E così ecco spuntare la terza figlia d’arte. Quella ragazza bionda, dal sorriso vagamente impacciato, oggi dirige il dicastero dello Sviluppo Economico. Preferita dal premier rottamatore a Mauro Moretti – passato nel frattempo dalle Ferrovie a Finmeccanica – è stata subito etichettata dai maligni come «il ministro berlusconiano del governo Renzi». Lo stesso Berlusconi, peraltro, avrebbe alzato il telefono tra i primi per congratularsi con Federica Guidi. Dopodichè, a margine di una nomina su cui si vocifera abbia lavorato addirittura Denis Verdini, l’ex Cavaliere avrebbe esultato con i suoi collaboratori: «Abbiamo un ministro pur essendo all’opposizione». Una vita in azienda, la Ducati Energia, leader nella produzione di condensatori per l’elettrotecnica. Figlia di papà, ça va sans dire: in questo caso l’imprenditore Guidalberto Guidi, già vicepresidente di Confindustria e amico di vecchia data, guarda un po’, di Silvio Berlusconi.
Nel Palazzo Federica entra ufficialmente nel 2008, con la nomina a presidente dei giovani di Confindustria. Coincidenze e casualità: in quei giorni il numero uno di Viale dell’Astronomia è Emma Marcegaglia. Mentre il presidente uscente sostituito dalla Guidi è Matteo Colaninno, altro celebre figlio d’arte dell’industria italiana. Anche nel curriculum della ministra non manca la trafila delle avances politiche — vere o presunte — di Berlusconi. L’apice si raggiunge nel 2012, quando l’ex Cavaliere pensa a lei addirittura per il ruolo di vice. La Guidi, considerata un volto nuovo più che funzionale alla rinascita azzurra – giovane imprenditrice, faccia pulita, famiglia importante — si limita a rispondere con un innocente «Mai dire mai».
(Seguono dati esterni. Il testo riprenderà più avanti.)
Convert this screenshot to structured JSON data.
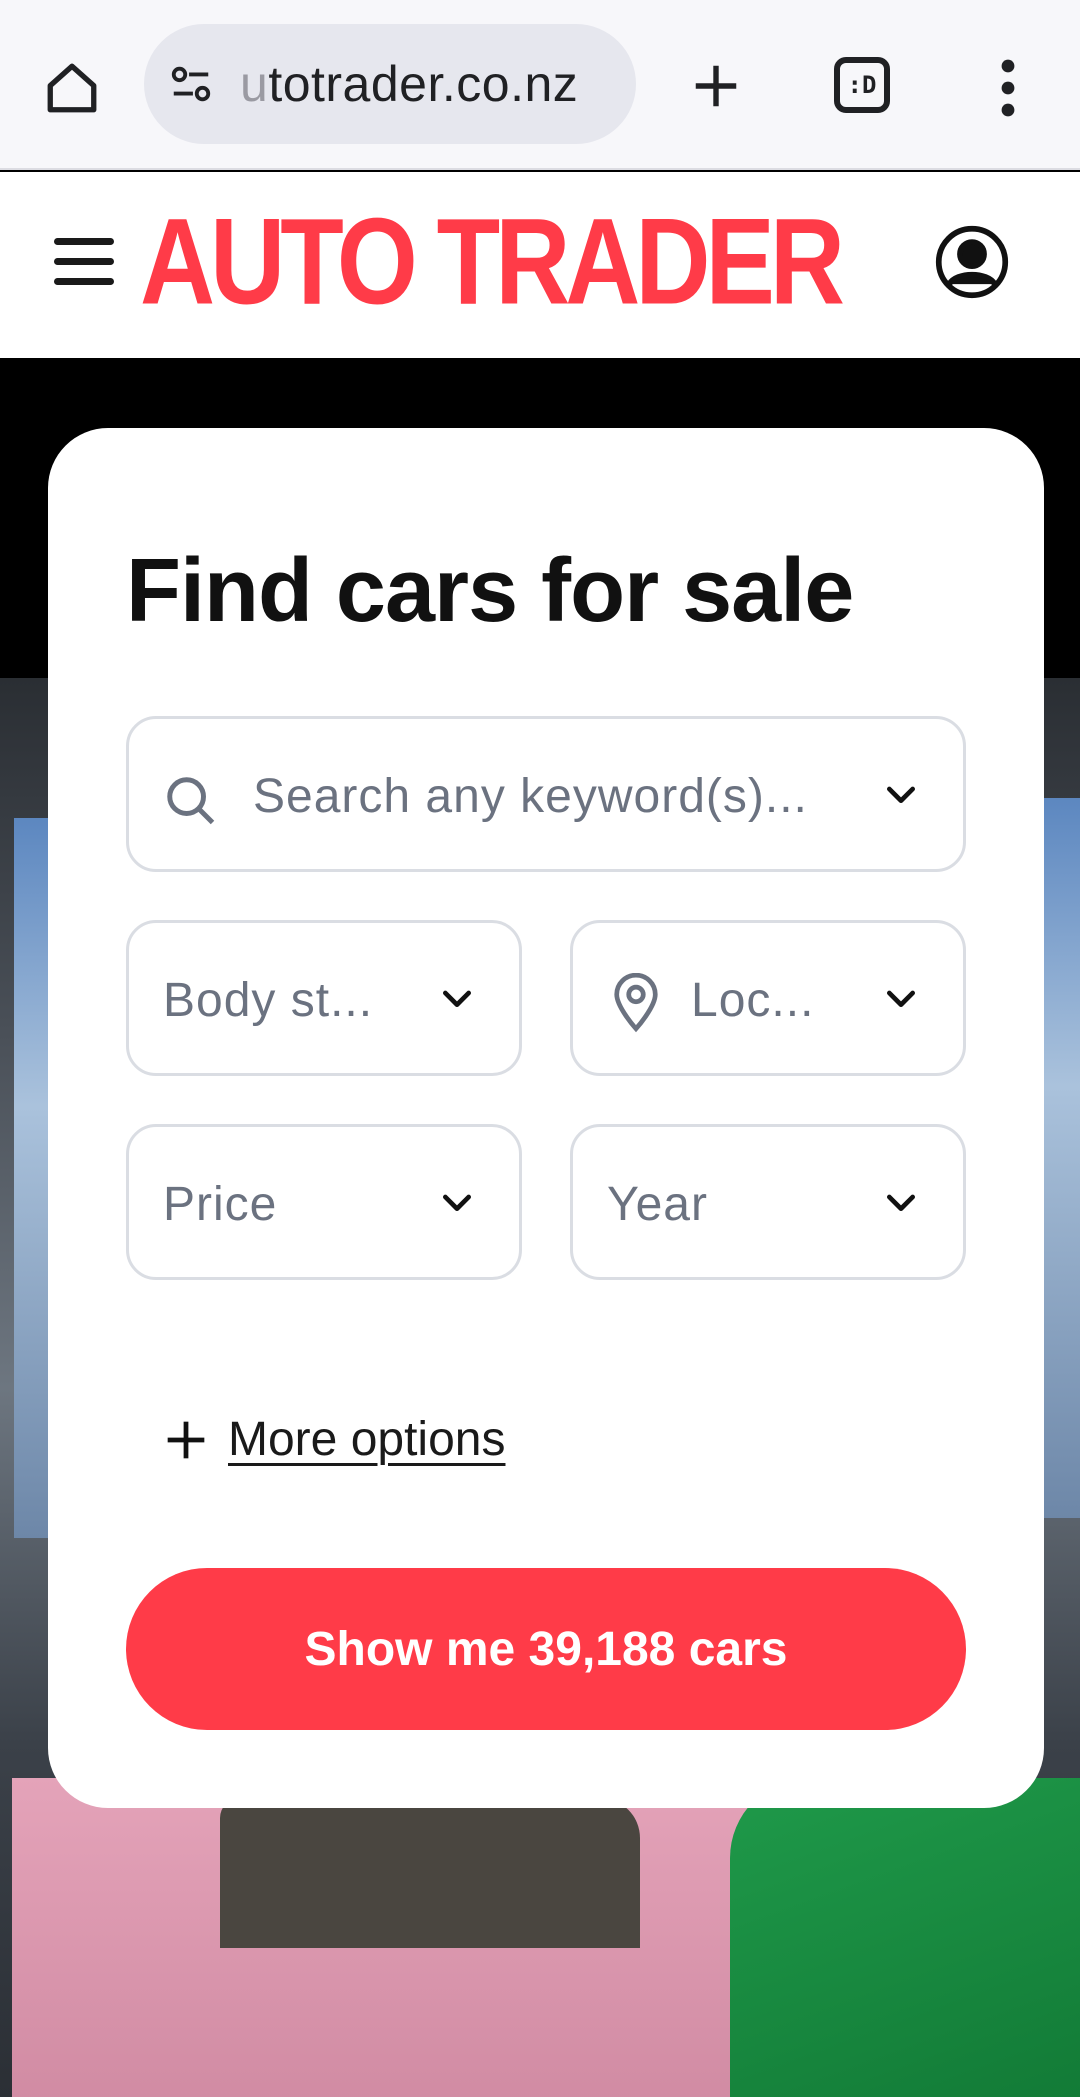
{
  "browser": {
    "url_faded": "u",
    "url_main": "totrader.co.nz",
    "tabs_label": ":D"
  },
  "header": {
    "logo_text": "AUTO TRADER"
  },
  "search_card": {
    "title": "Find cars for sale",
    "keyword_placeholder": "Search any keyword(s)...",
    "body_style_label": "Body st...",
    "location_label": "Loc...",
    "price_label": "Price",
    "year_label": "Year",
    "more_options_label": "More options",
    "cta_label": "Show me 39,188 cars"
  },
  "colors": {
    "brand_red": "#ff3b48",
    "field_border": "#dadde3",
    "placeholder_text": "#6b7280"
  }
}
Al governo, però, ci entra con Matteo Renzi. Pochi mesi fa. Una nomina allo Sviluppo economico accompagnata da antipatiche polemiche sui presunti conflitti d’interesse che graverebbero sulla sua testa. Colpa di un’azienda di famiglia che opera in un settore di competenza del ministero e che ha commesse con colossi pubblici come Enel, Poste e Ferrovie. Guidi si difende dalle colonne de La Repubblica: «Non sono mai stata azionista e fino a pochi giorni fa ero un dirigente, l’Italia rappresenta per Ducati Energia meno di 20 milioni di fatturato su un totale consolidato di 147 milioni». Con la stessa intervista deve rispedire al mittente i rumors di una cena a villa San Martino qualche giorno prima della sua promozione a ministro. «Con Berlusconi mi do del lei e io non sono mai stata ad Arcore. Lo avrò visto una decina di volte, non di più». Caso chiuso, con borbottii bipartisan.